2. The interface connection circuit according to claim 1, characterized in that, The first resistor unit is connected in series between the first connection node and the ground terminal, and the second resistor unit is connected in series between the second connection node and the ground terminal.
3. The interface connection circuit according to claim 2, characterized in that, The first resistor unit is used to characterize the connection between the interface connection circuit and the power supply equipment, and the second resistor unit is used to characterize the power receiving equipment where the interface connection circuit is located to support ultra-high power charging.
4. The interface connection circuit according to claim 1, characterized in that, The interface connection circuit further includes a first control module, which is connected to the first connection node and the second connection node respectively. The first control module is used to send first data carrying first preset header information.
5. The interface connection circuit according to claim 4, characterized in that, The first control module is also used to receive second data carrying second preset header information.
6. The interface connection circuit according to claim 4, characterized in that, The first control module is used to control the on / off state of the first switching unit and the second switching unit, respectively.

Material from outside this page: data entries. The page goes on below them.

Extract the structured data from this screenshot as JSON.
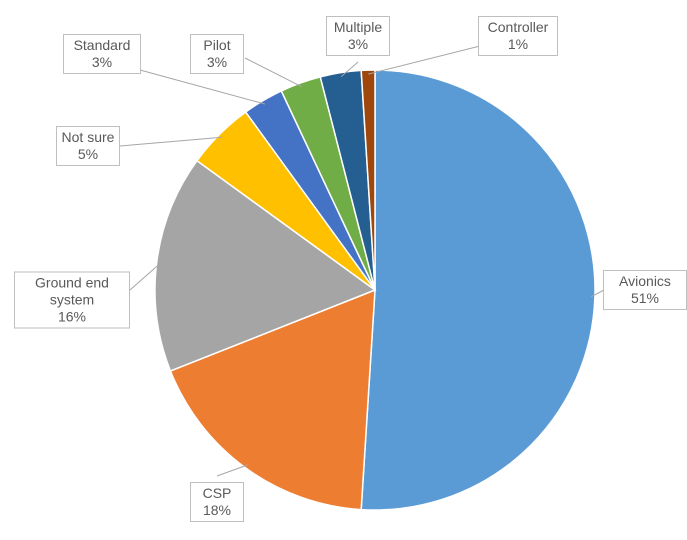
{
  "chart_data": {
    "type": "pie",
    "categories": [
      "Avionics",
      "CSP",
      "Ground end system",
      "Not sure",
      "Standard",
      "Pilot",
      "Multiple",
      "Controller"
    ],
    "values": [
      51,
      18,
      16,
      5,
      3,
      3,
      3,
      1
    ],
    "value_labels": [
      "51%",
      "18%",
      "16%",
      "5%",
      "3%",
      "3%",
      "3%",
      "1%"
    ],
    "colors": [
      "#5b9bd5",
      "#ed7d31",
      "#a5a5a5",
      "#ffc000",
      "#4472c4",
      "#70ad47",
      "#255e91",
      "#9e480e"
    ]
  }
}
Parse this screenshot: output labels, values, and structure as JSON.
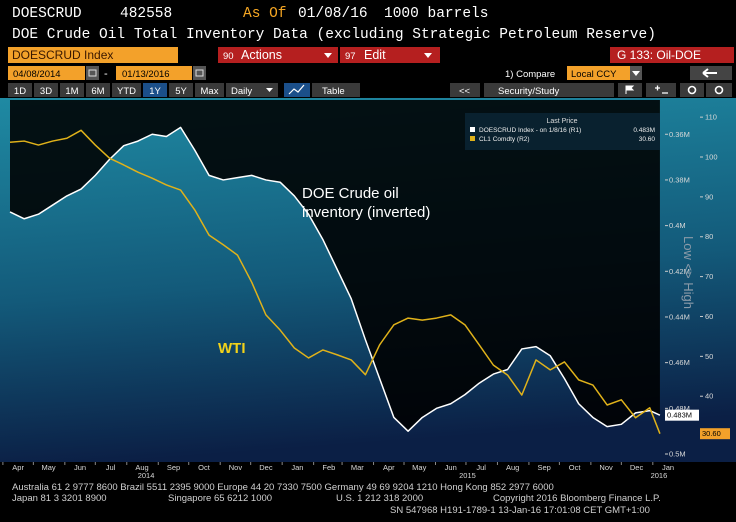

7. The interface connection circuit according to claim 4, characterized in that, The interface connection circuit further includes a third connection module, which includes a third resistor unit and a third switch unit. The third switch unit is connected between the third resistor unit and the second connection node, and the resistance value of the third resistor unit is the same as the resistance value of the first resistor unit.
8. The interface connection circuit according to claim 7, characterized in that, The first control module is also used to control the on / off state of the third switching unit.

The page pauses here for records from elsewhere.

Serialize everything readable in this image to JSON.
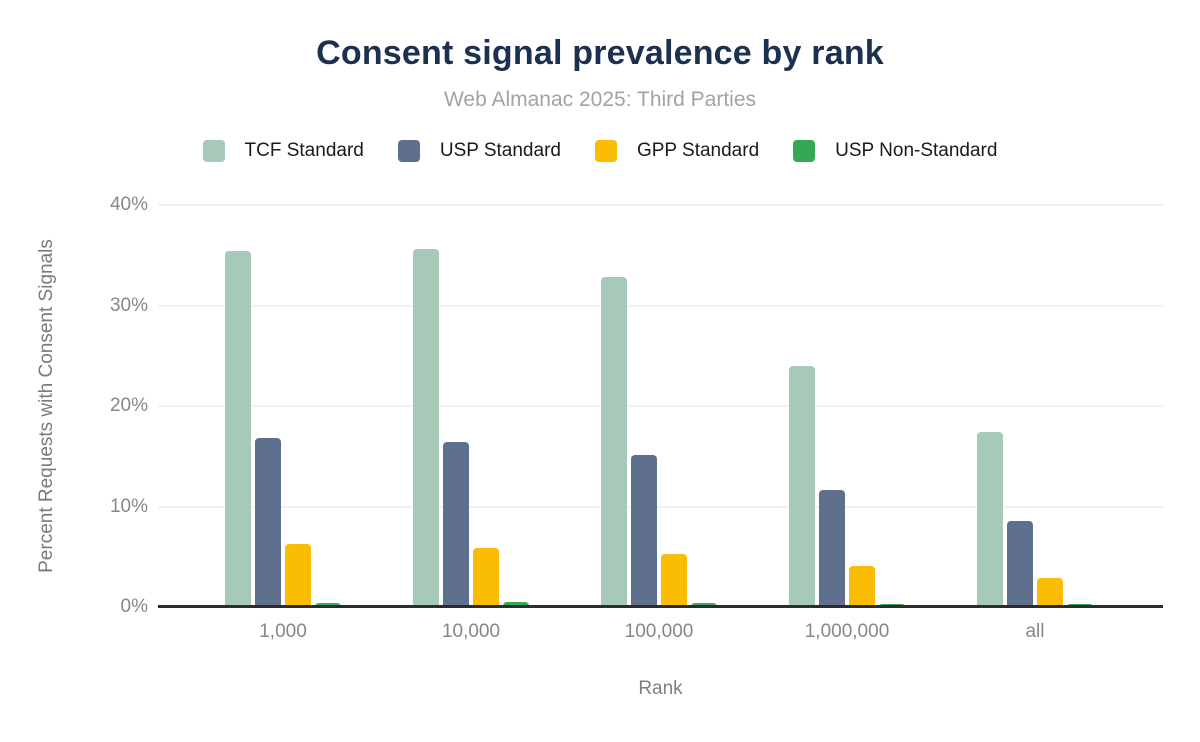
{
  "header": {
    "title": "Consent signal prevalence by rank",
    "subtitle": "Web Almanac 2025: Third Parties"
  },
  "colors": {
    "title": "#1c3050",
    "subtitle": "#a3a3a3",
    "axis_text": "#878787",
    "gridline": "#f2f2f2",
    "axis_line": "#2d2d2d",
    "tcf": "#a7c9b7",
    "usp": "#5f708f",
    "gpp": "#fbbc04",
    "usp_nonstandard": "#34a853"
  },
  "chart_data": {
    "type": "bar",
    "title": "Consent signal prevalence by rank",
    "subtitle": "Web Almanac 2025: Third Parties",
    "xlabel": "Rank",
    "ylabel": "Percent Requests with Consent Signals",
    "ylim": [
      0,
      40
    ],
    "yticks": [
      {
        "value": 0,
        "label": "0%"
      },
      {
        "value": 10,
        "label": "10%"
      },
      {
        "value": 20,
        "label": "20%"
      },
      {
        "value": 30,
        "label": "30%"
      },
      {
        "value": 40,
        "label": "40%"
      }
    ],
    "grid": "horizontal-only",
    "legend_position": "top",
    "categories": [
      "1,000",
      "10,000",
      "100,000",
      "1,000,000",
      "all"
    ],
    "series": [
      {
        "name": "TCF Standard",
        "color": "#a7c9b7",
        "values": [
          35.4,
          35.6,
          32.8,
          24.0,
          17.4
        ]
      },
      {
        "name": "USP Standard",
        "color": "#5f708f",
        "values": [
          16.8,
          16.4,
          15.1,
          11.6,
          8.6
        ]
      },
      {
        "name": "GPP Standard",
        "color": "#fbbc04",
        "values": [
          6.3,
          5.9,
          5.3,
          4.1,
          2.9
        ]
      },
      {
        "name": "USP Non-Standard",
        "color": "#34a853",
        "values": [
          0.4,
          0.5,
          0.4,
          0.3,
          0.2
        ]
      }
    ]
  }
}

9. The interface connection circuit according to claim 4, characterized in that, The interface connection circuit further includes a fourth connection module and a fifth connection module. The fourth connection module includes a first power supply unit and a fourth switch unit. The fifth connection module includes a second power supply unit and a fifth switch unit. The fourth switch unit is connected between the first power supply unit and the first connection node. The fifth switch unit is connected between the second power supply unit and the second connection node. The operating current of the fourth connection module and the operating current of the fifth connection module are the same.
10. An interface connection system, characterized in that, It includes a first interface connection circuit and a second interface connection circuit, wherein the first interface connection circuit is the interface connection circuit as described in any one of claims 1 to 8; The second interface connection circuit includes: The sixth connection module includes a first power supply and a sixth switch unit, wherein the sixth switch unit is connected between the first connection node and the first power supply; The seventh connection module includes a second power supply and a seventh switch unit, wherein the seventh switch unit is connected between the second connection node and the second power supply; The operating current of the sixth connection module is the same as that of the seventh connection module.

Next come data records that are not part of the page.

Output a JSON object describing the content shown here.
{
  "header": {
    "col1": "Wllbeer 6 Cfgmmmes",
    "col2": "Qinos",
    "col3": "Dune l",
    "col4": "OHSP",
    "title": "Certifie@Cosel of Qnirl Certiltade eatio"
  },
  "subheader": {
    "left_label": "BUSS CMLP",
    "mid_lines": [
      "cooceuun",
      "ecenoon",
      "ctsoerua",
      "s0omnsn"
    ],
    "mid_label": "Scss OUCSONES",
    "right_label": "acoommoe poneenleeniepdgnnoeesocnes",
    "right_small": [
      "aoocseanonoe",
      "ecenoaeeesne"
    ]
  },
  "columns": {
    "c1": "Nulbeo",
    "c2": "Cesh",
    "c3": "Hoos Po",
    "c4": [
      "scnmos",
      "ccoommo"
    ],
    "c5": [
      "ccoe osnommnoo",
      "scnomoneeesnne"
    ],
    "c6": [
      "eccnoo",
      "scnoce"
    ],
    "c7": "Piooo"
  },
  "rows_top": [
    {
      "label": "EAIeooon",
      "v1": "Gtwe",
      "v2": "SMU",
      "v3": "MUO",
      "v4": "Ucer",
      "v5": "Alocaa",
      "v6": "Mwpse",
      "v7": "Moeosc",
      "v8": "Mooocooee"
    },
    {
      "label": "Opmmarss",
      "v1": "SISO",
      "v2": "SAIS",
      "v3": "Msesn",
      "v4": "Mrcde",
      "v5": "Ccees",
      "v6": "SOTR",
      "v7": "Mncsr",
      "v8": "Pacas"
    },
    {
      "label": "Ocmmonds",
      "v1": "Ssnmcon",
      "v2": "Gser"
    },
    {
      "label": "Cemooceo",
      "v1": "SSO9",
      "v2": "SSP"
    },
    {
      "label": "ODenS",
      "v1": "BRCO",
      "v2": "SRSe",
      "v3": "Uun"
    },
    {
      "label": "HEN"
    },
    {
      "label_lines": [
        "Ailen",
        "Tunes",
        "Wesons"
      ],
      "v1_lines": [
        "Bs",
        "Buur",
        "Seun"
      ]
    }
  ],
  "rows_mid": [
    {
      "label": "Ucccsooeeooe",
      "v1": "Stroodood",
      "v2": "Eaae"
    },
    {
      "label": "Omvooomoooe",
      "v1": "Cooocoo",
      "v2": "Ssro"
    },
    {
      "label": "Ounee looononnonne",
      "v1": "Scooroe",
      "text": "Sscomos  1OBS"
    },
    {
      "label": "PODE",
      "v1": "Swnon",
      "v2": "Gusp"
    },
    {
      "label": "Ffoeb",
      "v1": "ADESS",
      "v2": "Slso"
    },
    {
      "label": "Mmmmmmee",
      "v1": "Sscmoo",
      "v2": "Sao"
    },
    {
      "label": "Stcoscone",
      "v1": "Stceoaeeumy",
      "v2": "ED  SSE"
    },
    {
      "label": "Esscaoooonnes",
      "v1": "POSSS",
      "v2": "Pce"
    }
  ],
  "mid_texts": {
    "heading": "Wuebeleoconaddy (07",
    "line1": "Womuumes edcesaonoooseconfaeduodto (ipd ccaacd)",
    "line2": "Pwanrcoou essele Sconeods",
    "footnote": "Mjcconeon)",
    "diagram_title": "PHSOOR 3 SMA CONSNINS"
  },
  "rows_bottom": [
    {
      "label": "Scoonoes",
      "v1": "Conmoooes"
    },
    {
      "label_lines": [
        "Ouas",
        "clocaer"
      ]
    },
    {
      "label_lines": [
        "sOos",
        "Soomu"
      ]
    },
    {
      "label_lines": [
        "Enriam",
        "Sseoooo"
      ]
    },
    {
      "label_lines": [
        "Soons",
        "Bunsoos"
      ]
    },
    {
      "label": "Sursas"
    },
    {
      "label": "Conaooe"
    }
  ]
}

11. The interface connection system according to claim 10, characterized in that, The second interface connection circuit also includes a second control module, which is used to receive first data carrying first preset header information sent by the first control module.
12. The interface connection system according to claim 11, characterized in that, The second control module is used to send second data carrying second preset header information.
13. A chip, characterized in that, Includes the interface connection circuit as described in any one of claims 1 to 9.
14. An electronic device, characterized in that, Including the chip as described in claim 13.